Yes, says Alex Dunnin, executive director, research and compliance for Rainmaker Group
Super funds are already lenders, though we may not talk about it this way. But this is what in effect happens when they invest in shares or buy bonds. When they invest in shares they entrust money to a company board in the expectation that they will not only get their money back but get a big bonus in the form of a rise in the price of those shares.
It's a similar story when they invest in bonds as they are lending money to the entity that issued the bond, usually a government or large company; it's just that they don't expect the interest payment bonus to be as high.
So the question here is not whether super funds should lend money, because they already are - most funds invest in companies that do this anyway. Instead, the question is, should they lend directly to consumers or businesses rather than only indirectly through equities and bonds?
For superannuation funds big enough to take on these business risks and with sufficient scale to lend enough money to earn worthwhile profits, it could be a good investment.
The proviso is that doing this will require them to operate more like a bank or other lender. They will have to delve into would-be borrowers' private finances to check their credit risk, often asking tough, uncomfortable questions, and if borrowers miss payments they'll have to be willing to get tough to chase them up and foreclose on them if necessary to get the fund's money back. These funds will also need thick skins, because while everybody likes an investor with money not everyone likes their lender. Very few super funds are likely to have the expertise, technology capability and governance depth to do this but provided they do have sufficient capital reserves and are properly prepared they should not be prevented from doing so.
No, says Martin Fahy, CEO of the Association of Super Funds of Australia (ASFA)
The short answer is that they already are! APRA-regulated funds lend to banks in the form of cash deposits and to governments and companies in the form of fixed-interest bonds and the like. Such loans amount to around 32% of fund assets.
However, if the question is should a super fund accumulate a nationally diversified portfolio of home loans, personal loans and business loans across a large number of borrowers, the answer really should be "no".
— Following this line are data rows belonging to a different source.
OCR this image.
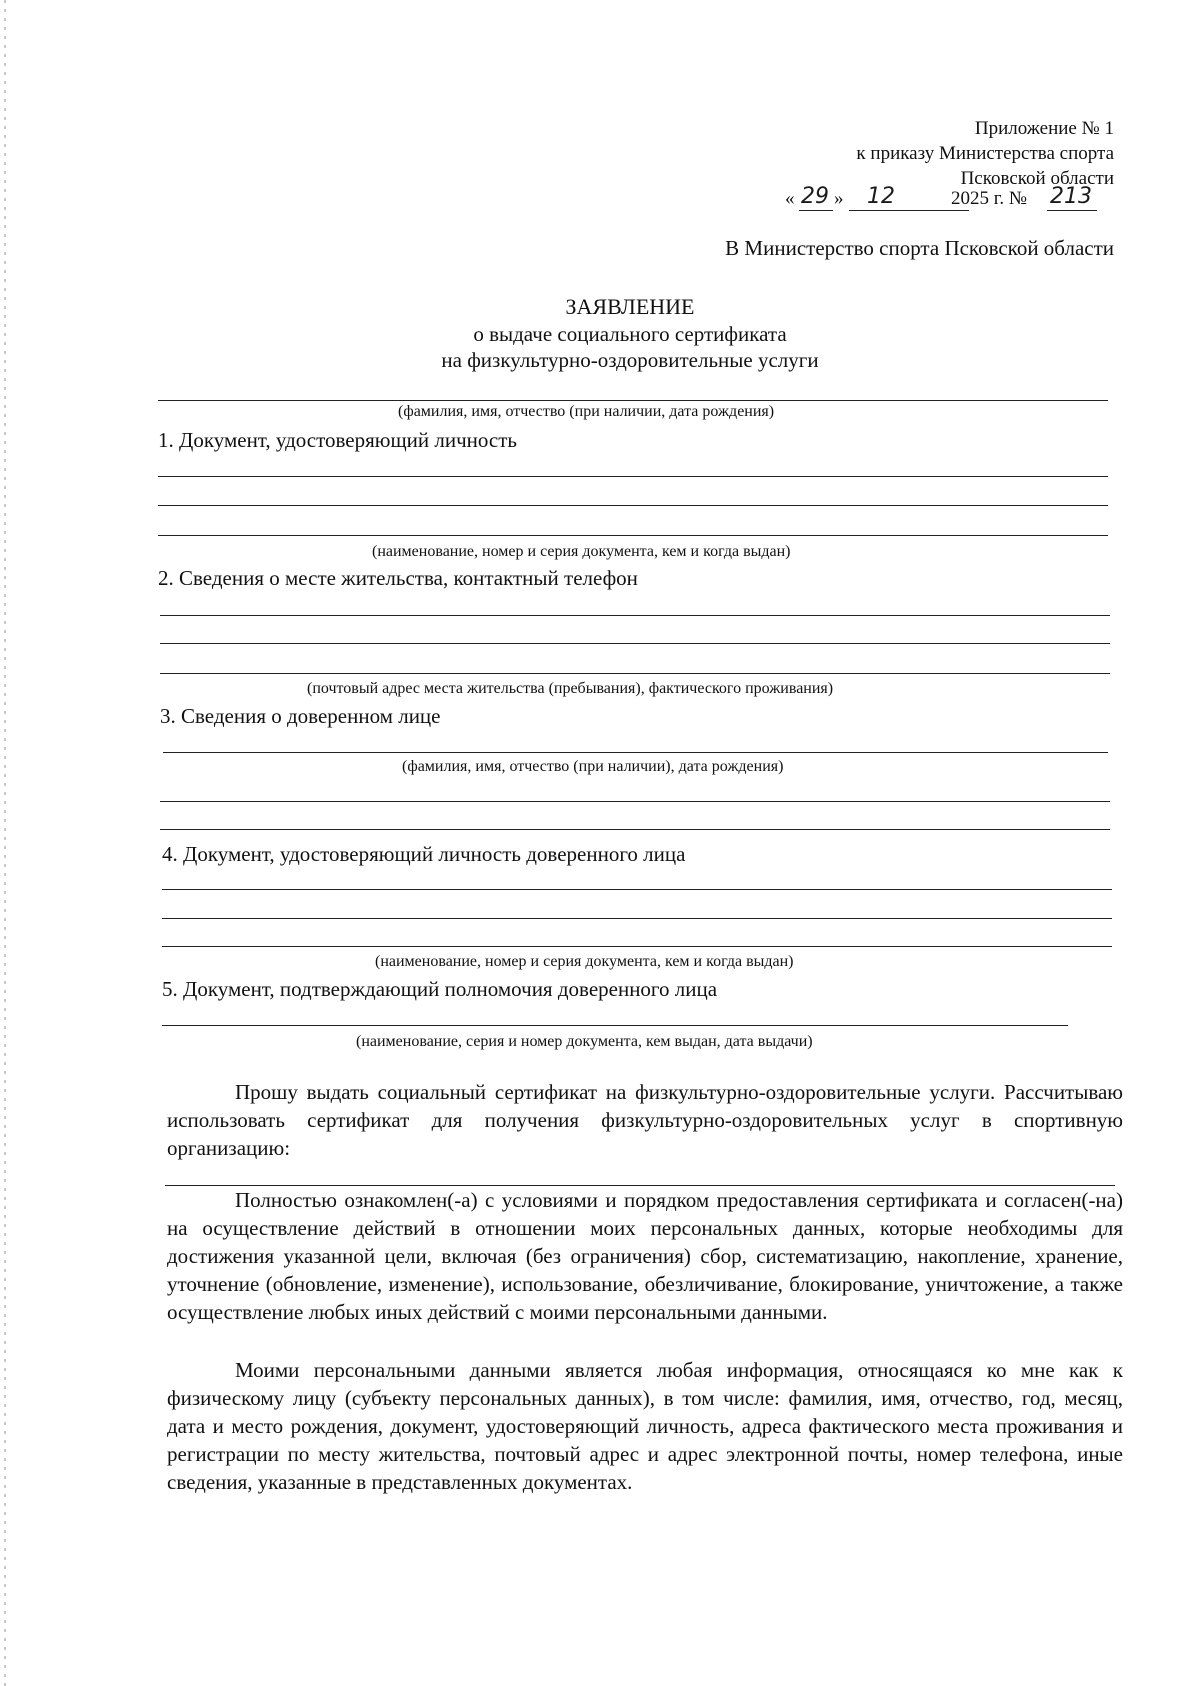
Приложение № 1
к приказу Министерства спорта
Псковской области
« 29 » 12	2025 г. № 213
В Министерство спорта Псковской области
ЗАЯВЛЕНИЕ
о выдаче социального сертификата
на физкультурно-оздоровительные услуги
(фамилия, имя, отчество (при наличии, дата рождения)
1. Документ, удостоверяющий личность
(наименование, номер и серия документа, кем и когда выдан)
2. Сведения о месте жительства, контактный телефон
(почтовый адрес места жительства (пребывания), фактического проживания)
3. Сведения о доверенном лице
(фамилия, имя, отчество (при наличии), дата рождения)
4. Документ, удостоверяющий личность доверенного лица
(наименование, номер и серия документа, кем и когда выдан)
5. Документ, подтверждающий полномочия доверенного лица
(наименование, серия и номер документа, кем выдан, дата выдачи)
Прошу выдать социальный сертификат на физкультурно-оздоровительные услуги. Рассчитываю использовать сертификат для получения физкультурно-оздоровительных услуг в спортивную организацию:
Полностью ознакомлен(-а) с условиями и порядком предоставления сертификата и согласен(-на) на осуществление действий в отношении моих персональных данных, которые необходимы для достижения указанной цели, включая (без ограничения) сбор, систематизацию, накопление, хранение, уточнение (обновление, изменение), использование, обезличивание, блокирование, уничтожение, а также осуществление любых иных действий с моими персональными данными.
Моими персональными данными является любая информация, относящаяся ко мне как к физическому лицу (субъекту персональных данных), в том числе: фамилия, имя, отчество, год, месяц, дата и место рождения, документ, удостоверяющий личность, адреса фактического места проживания и регистрации по месту жительства, почтовый адрес и адрес электронной почты, номер телефона, иные сведения, указанные в представленных документах.
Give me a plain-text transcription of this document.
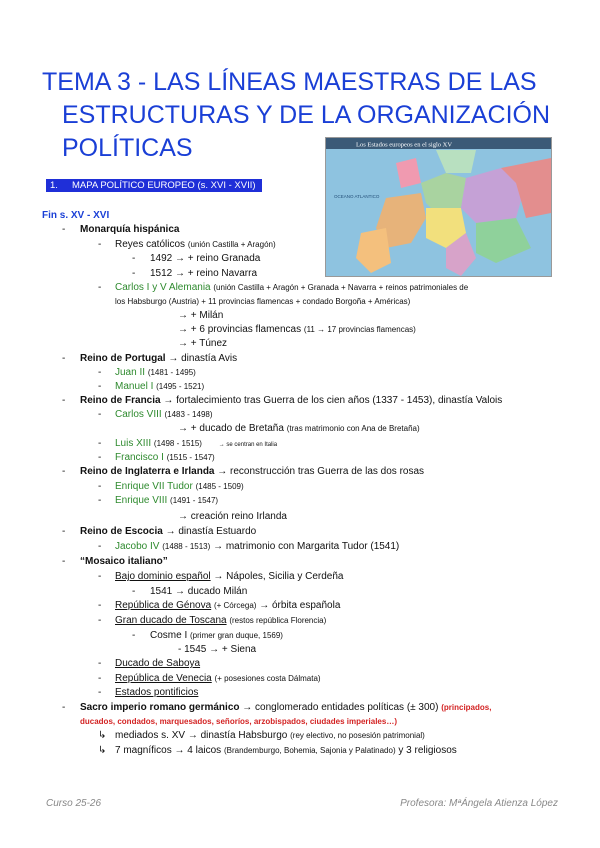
TEMA 3 - LAS LÍNEAS MAESTRAS DE LAS
ESTRUCTURAS Y DE LA ORGANIZACIÓN
POLÍTICAS	Los Estados europeos en el siglo XV
OCEANO ATLANTICO
1. MAPA POLÍTICO EUROPEO (s. XVI - XVII)
Fin s. XV - XVI
- Monarquía hispánica
- Reyes católicos (unión Castilla + Aragón)
- 1492 → + reino Granada
- 1512 → + reino Navarra
- Carlos I y V Alemania (unión Castilla + Aragón + Granada + Navarra + reinos patrimoniales de
los Habsburgo (Austria) + 11 provincias flamencas + condado Borgoña + Américas)
→ + Milán
→ + 6 provincias flamencas (11 → 17 provincias flamencas)
→ + Túnez
- Reino de Portugal → dinastía Avis
- Juan II (1481 - 1495)
- Manuel I (1495 - 1521)
- Reino de Francia → fortalecimiento tras Guerra de los cien años (1337 - 1453), dinastía Valois
- Carlos VIII (1483 - 1498)
→ + ducado de Bretaña (tras matrimonio con Ana de Bretaña)
- Luis XIII (1498 - 1515)	→ se centran en Italia
- Francisco I (1515 - 1547)
- Reino de Inglaterra e Irlanda → reconstrucción tras Guerra de las dos rosas
- Enrique VII Tudor (1485 - 1509)
- Enrique VIII (1491 - 1547)
→ creación reino Irlanda
- Reino de Escocia → dinastía Estuardo
- Jacobo IV (1488 - 1513) → matrimonio con Margarita Tudor (1541)
- “Mosaico italiano”
- Bajo dominio español → Nápoles, Sicilia y Cerdeña
- 1541 → ducado Milán
- República de Génova (+ Córcega) → órbita española
- Gran ducado de Toscana (restos república Florencia)
- Cosme I (primer gran duque, 1569)
- 1545 → + Siena
- Ducado de Saboya
- República de Venecia (+ posesiones costa Dálmata)
- Estados pontificios
- Sacro imperio romano germánico → conglomerado entidades políticas (± 300) (principados,
ducados, condados, marquesados, señoríos, arzobispados, ciudades imperiales…)
↳ mediados s. XV → dinastía Habsburgo (rey electivo, no posesión patrimonial)
↳ 7 magníficos → 4 laicos (Brandemburgo, Bohemia, Sajonia y Palatinado) y 3 religiosos
Curso 25-26	Profesora: MªÁngela Atienza López
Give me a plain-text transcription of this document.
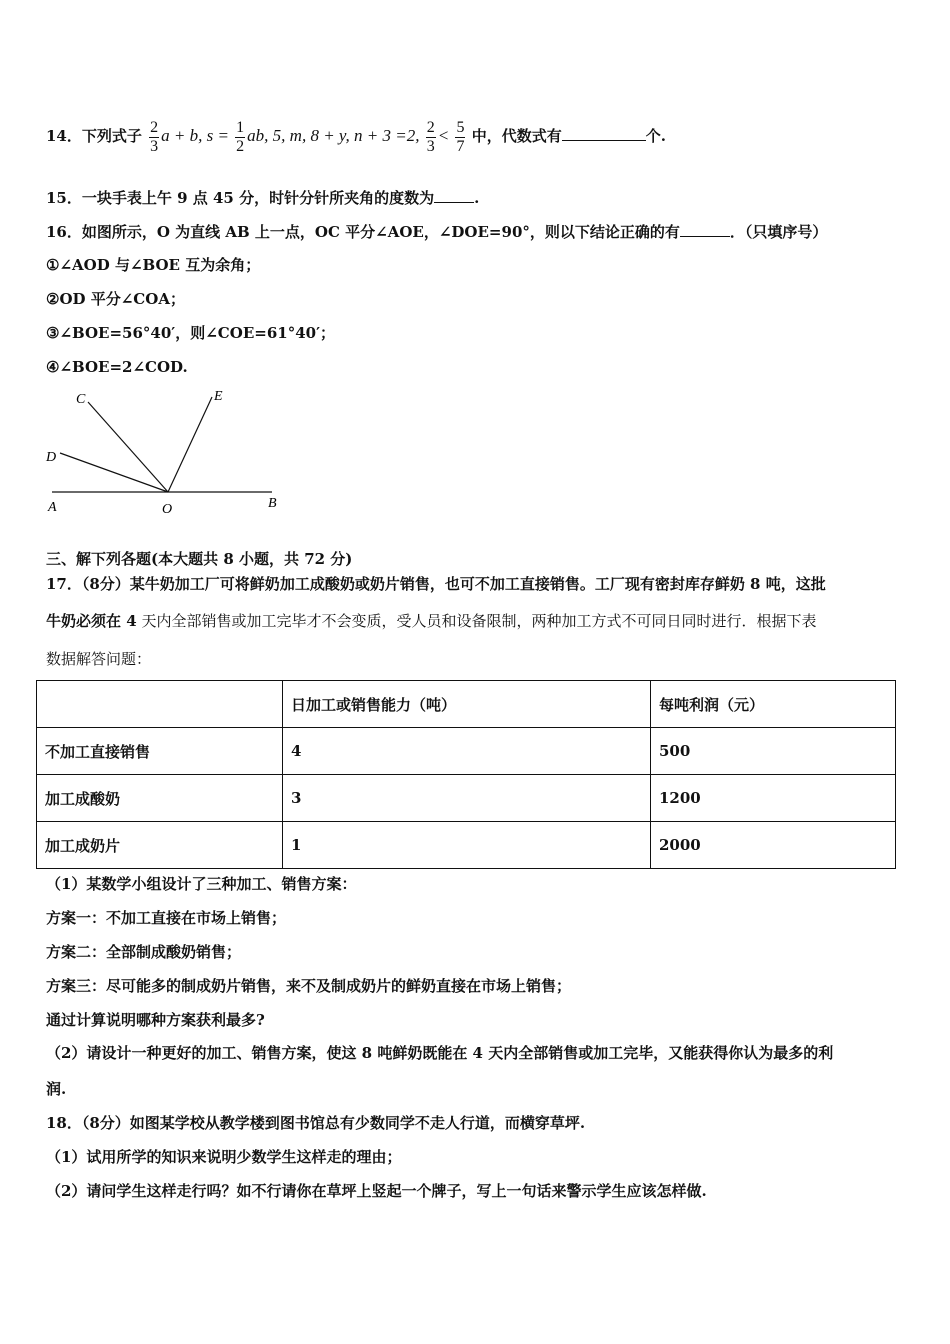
14．下列式子 $\frac{2}{3}$ a + b, $s = \frac{1}{2}$ ab, 5, m, 8 + y, n + 3 =2, $\frac{2}{3} < \frac{5}{7}$ 中，代数式有	个.
15．一块手表上午 9 点 45 分，时针分针所夹角的度数为	.
16．如图所示，O 为直线 AB 上一点，OC 平分∠AOE，∠DOE=90°，则以下结论正确的有	．（只填序号）
①∠AOD 与∠BOE 互为余角；
②OD 平分∠COA；
③∠BOE=56°40′，则∠COE=61°40′；
④∠BOE=2∠COD.
C	E
D
A	O	B
三、解下列各题(本大题共 8 小题，共 72 分)
17．（8分）某牛奶加工厂可将鲜奶加工成酸奶或奶片销售，也可不加工直接销售。工厂现有密封库存鲜奶 8 吨，这批
牛奶必须在 4 天内全部销售或加工完毕才不会变质，受人员和设备限制，两种加工方式不可同日同时进行．根据下表
数据解答问题：
	日加工或销售能力（吨）	每吨利润（元）
不加工直接销售	4	500
加工成酸奶	3	1200
加工成奶片	1	2000
（1）某数学小组设计了三种加工、销售方案：
方案一：不加工直接在市场上销售；
方案二：全部制成酸奶销售；
方案三：尽可能多的制成奶片销售，来不及制成奶片的鲜奶直接在市场上销售；
通过计算说明哪种方案获利最多?
（2）请设计一种更好的加工、销售方案，使这 8 吨鲜奶既能在 4 天内全部销售或加工完毕，又能获得你认为最多的利
润.
18．（8分）如图某学校从教学楼到图书馆总有少数同学不走人行道，而横穿草坪.
（1）试用所学的知识来说明少数学生这样走的理由；
（2）请问学生这样走行吗？如不行请你在草坪上竖起一个牌子，写上一句话来警示学生应该怎样做.
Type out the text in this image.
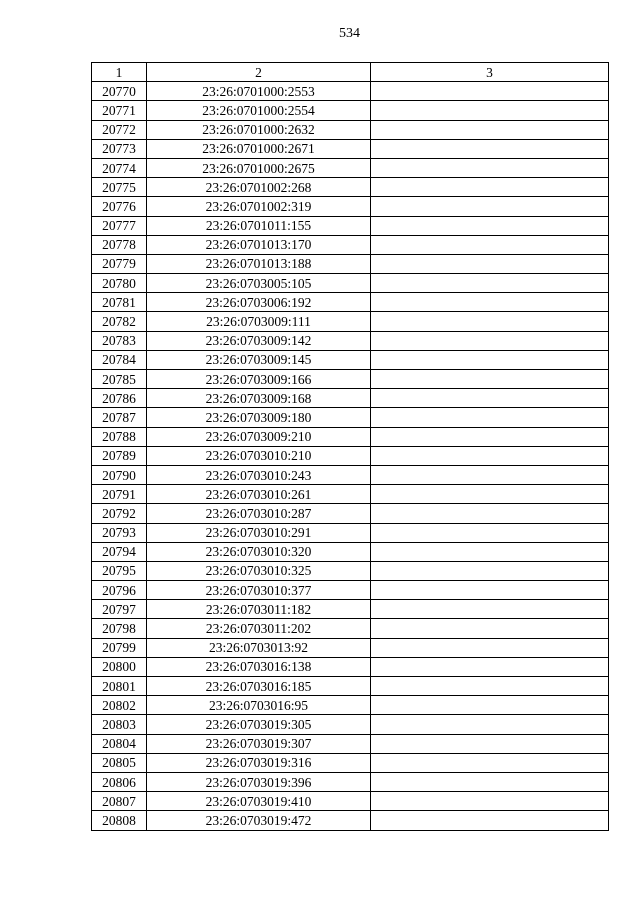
534
1	2	3
20770	23:26:0701000:2553	
20771	23:26:0701000:2554	
20772	23:26:0701000:2632	
20773	23:26:0701000:2671	
20774	23:26:0701000:2675	
20775	23:26:0701002:268	
20776	23:26:0701002:319	
20777	23:26:0701011:155	
20778	23:26:0701013:170	
20779	23:26:0701013:188	
20780	23:26:0703005:105	
20781	23:26:0703006:192	
20782	23:26:0703009:111	
20783	23:26:0703009:142	
20784	23:26:0703009:145	
20785	23:26:0703009:166	
20786	23:26:0703009:168	
20787	23:26:0703009:180	
20788	23:26:0703009:210	
20789	23:26:0703010:210	
20790	23:26:0703010:243	
20791	23:26:0703010:261	
20792	23:26:0703010:287	
20793	23:26:0703010:291	
20794	23:26:0703010:320	
20795	23:26:0703010:325	
20796	23:26:0703010:377	
20797	23:26:0703011:182	
20798	23:26:0703011:202	
20799	23:26:0703013:92	
20800	23:26:0703016:138	
20801	23:26:0703016:185	
20802	23:26:0703016:95	
20803	23:26:0703019:305	
20804	23:26:0703019:307	
20805	23:26:0703019:316	
20806	23:26:0703019:396	
20807	23:26:0703019:410	
20808	23:26:0703019:472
There are a number of reasons for this. Evaluating loan applications and putting in place security arrangements requires specific skills. Banks and other traditional providers of loans have built up such capabilities and it would be hard for a super fund to start assessing credit applications with the same level of expertise. Massive new infrastructure investment would be needed for funds to administer the loans.
Additionally, superannuation funds would need a whole new level of prudential supervision.
A more modest proposal might be for super funds to lend more to larger corporate borrowers. The relatively undeveloped Australian corporate bond market is an issue that has been raised previously.
Corporate borrowers have a financial interest in obtaining long-term finance at the lowest possible interest rates. This does not mean that super funds should necessarily be the source of cheap finance for corporations. Super funds need to obtain the best returns possible for a given level of risk, to maximise retirement savings.
However, the issue of liquidity must be addressed. Unless and until there is a relatively large and regularly traded market in Australian corporate bonds, there will be limitations on the extent to which superannuation funds will be able to take up bonds issued in Australia by large corporations. Should super funds become lenders?